6. HELLO is more sufficient then HELP or SOS



Near the end of the movie we are introduced to the fact that the infected are slowly dying out and the now three survivors are residing in a cottage somewhere in England, anyway after knitting loads of fabric together they spell out HELLO in block capitals and lay it across a field, each letter is massive and looks like it took ages to fix together, they signal to fighter jets which comes across the valley and calls for a helicopter to come out and rescue them.

Here's the thing, you'd look pretty distressed to spend enough time spelling that out instead of HELP or SOS, and personally if I was that Finnish fighter pilot they'd be the last people I'd rescue.

5. Pepsi is the post apocalyptic drink



Wake up in a hospital with nobody there whatsoever, why not have a drink of Pepsi to refresh yourself, your immune shutting down from having no proper food in 28 days?
Why not have some more Pepsi instead of Lilt!
The movie briefly entered a period where we forgot about the murderous infected for a few minutes and were reminded of drinks like Pepsi, Tango and Lilt oh and Terries Chocolate Orange (that one bit of dialogue was cringe worthy).

4. 15-Year-Old Girls show no emotion



Apart from being happy sometimes the British girl Hannah in 28 Days Later never seemed to show any emotion, especially just before a mother figure to her was about to be raped, obviously the script writers were afraid of the character showing any emotion in that scene so gave her some pills to make her have NO EMOTIONS WHATSOEVER for the main shootout scene at the end of the film.

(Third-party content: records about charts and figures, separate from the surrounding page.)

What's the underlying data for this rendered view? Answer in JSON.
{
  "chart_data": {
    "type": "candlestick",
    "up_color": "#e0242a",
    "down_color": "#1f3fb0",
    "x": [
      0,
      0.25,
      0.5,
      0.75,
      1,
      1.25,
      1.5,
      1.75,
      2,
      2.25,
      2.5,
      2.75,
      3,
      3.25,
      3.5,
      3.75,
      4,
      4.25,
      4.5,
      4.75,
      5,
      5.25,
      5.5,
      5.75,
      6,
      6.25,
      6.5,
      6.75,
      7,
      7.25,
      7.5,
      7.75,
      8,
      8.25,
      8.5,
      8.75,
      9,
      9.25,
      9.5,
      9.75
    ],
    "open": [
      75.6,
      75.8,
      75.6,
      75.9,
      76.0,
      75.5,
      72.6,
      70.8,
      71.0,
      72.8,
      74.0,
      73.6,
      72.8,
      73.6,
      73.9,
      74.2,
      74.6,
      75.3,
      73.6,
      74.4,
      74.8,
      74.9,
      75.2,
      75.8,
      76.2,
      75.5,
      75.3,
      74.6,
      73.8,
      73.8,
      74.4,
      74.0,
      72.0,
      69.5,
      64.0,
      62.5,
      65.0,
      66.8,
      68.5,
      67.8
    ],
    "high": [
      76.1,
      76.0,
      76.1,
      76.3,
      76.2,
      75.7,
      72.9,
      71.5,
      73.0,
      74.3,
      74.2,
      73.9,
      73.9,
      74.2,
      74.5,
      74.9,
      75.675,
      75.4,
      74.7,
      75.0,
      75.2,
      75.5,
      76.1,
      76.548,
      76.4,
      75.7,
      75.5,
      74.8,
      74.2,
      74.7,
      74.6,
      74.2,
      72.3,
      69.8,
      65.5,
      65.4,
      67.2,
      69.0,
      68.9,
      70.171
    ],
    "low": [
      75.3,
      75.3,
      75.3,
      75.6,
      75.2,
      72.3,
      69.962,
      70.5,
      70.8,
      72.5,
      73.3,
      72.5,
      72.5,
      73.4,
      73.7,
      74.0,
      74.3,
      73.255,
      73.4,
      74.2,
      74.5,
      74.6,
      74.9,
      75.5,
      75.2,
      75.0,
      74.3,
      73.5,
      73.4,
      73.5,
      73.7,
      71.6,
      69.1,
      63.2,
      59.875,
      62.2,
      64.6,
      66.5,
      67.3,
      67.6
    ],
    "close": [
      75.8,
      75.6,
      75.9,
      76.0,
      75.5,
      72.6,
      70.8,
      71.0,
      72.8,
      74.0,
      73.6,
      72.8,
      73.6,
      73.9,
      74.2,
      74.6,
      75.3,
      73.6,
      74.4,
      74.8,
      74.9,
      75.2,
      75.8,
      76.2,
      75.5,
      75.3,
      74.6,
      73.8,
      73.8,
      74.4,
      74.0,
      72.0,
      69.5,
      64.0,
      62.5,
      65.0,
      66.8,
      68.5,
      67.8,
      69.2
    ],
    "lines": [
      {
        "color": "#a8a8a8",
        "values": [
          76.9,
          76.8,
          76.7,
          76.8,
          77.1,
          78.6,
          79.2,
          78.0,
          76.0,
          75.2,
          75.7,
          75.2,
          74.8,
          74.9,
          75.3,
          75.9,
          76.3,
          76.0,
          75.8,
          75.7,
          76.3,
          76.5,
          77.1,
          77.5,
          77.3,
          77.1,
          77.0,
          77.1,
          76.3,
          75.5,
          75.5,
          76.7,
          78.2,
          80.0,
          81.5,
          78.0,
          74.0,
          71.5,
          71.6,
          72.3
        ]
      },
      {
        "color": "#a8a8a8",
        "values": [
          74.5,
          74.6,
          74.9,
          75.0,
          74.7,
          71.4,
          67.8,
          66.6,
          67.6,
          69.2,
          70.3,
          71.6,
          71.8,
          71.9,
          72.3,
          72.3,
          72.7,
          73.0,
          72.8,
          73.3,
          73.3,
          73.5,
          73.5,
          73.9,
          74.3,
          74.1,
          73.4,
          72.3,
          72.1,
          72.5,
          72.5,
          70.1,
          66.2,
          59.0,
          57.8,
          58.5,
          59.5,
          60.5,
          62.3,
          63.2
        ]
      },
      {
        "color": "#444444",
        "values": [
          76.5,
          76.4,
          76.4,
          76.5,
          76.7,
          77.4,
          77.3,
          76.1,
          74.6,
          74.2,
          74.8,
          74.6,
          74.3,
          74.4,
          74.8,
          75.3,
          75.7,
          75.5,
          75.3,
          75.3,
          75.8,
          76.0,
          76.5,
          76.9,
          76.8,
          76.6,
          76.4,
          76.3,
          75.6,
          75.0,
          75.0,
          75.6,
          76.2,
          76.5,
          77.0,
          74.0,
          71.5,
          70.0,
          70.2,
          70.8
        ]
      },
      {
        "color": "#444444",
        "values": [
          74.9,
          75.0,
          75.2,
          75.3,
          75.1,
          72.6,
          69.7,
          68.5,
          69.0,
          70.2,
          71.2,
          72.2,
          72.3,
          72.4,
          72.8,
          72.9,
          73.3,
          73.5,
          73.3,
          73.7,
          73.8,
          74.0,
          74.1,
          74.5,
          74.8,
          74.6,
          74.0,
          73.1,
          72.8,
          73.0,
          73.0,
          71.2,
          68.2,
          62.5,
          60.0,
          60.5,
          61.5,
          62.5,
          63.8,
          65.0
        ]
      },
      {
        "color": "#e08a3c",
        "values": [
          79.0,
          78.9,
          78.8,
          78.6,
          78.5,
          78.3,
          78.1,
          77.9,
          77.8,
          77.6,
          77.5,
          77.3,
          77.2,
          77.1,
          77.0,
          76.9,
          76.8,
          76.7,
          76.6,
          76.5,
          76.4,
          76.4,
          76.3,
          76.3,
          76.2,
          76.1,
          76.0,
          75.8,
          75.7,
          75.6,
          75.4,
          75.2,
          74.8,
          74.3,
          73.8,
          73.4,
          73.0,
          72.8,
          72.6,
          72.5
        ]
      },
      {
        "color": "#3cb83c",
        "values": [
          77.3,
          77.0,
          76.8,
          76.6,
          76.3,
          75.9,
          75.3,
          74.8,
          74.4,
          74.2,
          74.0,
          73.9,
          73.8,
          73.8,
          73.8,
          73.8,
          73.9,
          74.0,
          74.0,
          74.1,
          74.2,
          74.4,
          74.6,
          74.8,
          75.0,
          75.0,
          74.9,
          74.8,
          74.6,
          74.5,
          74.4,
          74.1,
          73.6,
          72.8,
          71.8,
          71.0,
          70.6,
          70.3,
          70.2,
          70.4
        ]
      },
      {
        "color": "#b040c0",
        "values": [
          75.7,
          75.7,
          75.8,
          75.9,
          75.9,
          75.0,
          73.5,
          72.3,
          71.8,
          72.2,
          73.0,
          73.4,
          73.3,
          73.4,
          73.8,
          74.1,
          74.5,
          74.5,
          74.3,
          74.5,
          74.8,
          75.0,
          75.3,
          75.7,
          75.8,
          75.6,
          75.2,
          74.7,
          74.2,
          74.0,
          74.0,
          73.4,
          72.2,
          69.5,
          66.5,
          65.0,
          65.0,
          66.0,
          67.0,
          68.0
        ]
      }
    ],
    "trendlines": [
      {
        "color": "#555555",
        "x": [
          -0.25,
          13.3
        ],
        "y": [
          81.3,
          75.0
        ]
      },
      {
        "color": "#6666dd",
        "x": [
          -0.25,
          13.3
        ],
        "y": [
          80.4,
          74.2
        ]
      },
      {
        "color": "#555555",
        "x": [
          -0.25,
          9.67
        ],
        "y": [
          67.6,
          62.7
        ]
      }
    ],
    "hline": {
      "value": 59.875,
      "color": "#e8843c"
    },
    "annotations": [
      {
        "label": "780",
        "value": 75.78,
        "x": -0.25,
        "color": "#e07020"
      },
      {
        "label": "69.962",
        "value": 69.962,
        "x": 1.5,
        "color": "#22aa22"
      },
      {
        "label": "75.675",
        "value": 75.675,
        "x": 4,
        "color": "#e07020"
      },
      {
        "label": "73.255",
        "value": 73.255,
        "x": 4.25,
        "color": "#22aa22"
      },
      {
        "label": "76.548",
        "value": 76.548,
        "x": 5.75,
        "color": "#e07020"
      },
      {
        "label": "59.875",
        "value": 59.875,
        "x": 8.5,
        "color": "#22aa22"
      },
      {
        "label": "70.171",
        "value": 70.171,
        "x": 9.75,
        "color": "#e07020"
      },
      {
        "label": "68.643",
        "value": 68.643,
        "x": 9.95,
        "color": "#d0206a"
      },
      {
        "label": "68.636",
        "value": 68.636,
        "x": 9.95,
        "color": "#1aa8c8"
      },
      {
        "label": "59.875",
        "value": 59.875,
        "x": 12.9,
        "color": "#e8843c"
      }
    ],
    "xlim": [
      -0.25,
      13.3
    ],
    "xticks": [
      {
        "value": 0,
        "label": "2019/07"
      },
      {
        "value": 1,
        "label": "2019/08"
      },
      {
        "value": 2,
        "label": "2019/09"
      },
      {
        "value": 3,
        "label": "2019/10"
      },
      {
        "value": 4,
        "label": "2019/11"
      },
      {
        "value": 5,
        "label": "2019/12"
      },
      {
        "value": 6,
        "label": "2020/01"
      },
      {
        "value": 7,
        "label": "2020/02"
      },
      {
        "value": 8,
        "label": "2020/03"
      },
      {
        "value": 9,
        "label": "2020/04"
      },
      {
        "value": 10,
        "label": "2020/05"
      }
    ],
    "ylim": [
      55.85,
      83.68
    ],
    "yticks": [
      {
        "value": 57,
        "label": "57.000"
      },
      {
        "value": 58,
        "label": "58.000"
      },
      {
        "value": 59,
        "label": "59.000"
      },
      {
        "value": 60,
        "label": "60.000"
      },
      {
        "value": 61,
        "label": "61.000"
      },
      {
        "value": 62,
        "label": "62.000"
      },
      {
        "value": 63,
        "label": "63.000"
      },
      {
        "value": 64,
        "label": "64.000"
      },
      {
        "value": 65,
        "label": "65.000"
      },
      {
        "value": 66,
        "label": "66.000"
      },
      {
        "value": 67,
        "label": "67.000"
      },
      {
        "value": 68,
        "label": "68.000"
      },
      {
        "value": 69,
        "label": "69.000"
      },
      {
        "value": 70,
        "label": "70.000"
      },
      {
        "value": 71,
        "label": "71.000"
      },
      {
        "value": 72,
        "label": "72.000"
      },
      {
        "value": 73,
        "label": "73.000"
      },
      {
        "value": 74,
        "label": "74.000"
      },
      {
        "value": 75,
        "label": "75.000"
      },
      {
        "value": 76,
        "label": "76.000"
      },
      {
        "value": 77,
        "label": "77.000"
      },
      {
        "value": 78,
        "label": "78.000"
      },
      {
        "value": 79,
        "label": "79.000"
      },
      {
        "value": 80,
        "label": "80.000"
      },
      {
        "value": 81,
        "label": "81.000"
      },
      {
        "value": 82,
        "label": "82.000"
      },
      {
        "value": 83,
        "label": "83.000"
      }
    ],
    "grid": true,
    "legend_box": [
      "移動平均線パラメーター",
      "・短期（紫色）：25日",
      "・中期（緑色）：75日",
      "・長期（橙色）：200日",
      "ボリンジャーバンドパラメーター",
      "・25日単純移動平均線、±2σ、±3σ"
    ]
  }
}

3. PETA will lead us to the apocalypse



Yes a little incident involving PETA resulted in the deaths of over 60,000,000 British people, at the start of the movie the animal rights activists break into a Cambridge facility holding RAGE infected chimps and end up freeing them starting off the deadly virus, believe it or not this I thought was a rather amusing way to blame somebody apart from some crazy German scientist or the French.

2. When Britain falls so will all media communications world wide



That's the most baffling thing about the entire movie, the fact that it was only the UK that had fallen pray to the virus even though we were told at the start infection had spread to Paris and New York (fans claim it was a diversion of some sort), so the British army unit in the movie obviously have no proper radio or TV to find whether or not everybody is alive ignoring the fact across the channel people are watching The Simpsons, it was a stretch that went way too far to ignore.

1.British soldiers will ruin your day and steal your woman



Yes the army unit in the movie nearly pretty much ended everything for the protagonists in the movie, first they are shown to be arrogant and killing infected gets them horny, when one Scottish guy attempts to do the right thing it results in him and Jim about to be shot in the woods (Irish and Scottish!), anyway Jim escapes the rest attempt to rape the two women since they needed to repopulate Britain to continue being arrogant pricks (that's the best explanation I can come up with).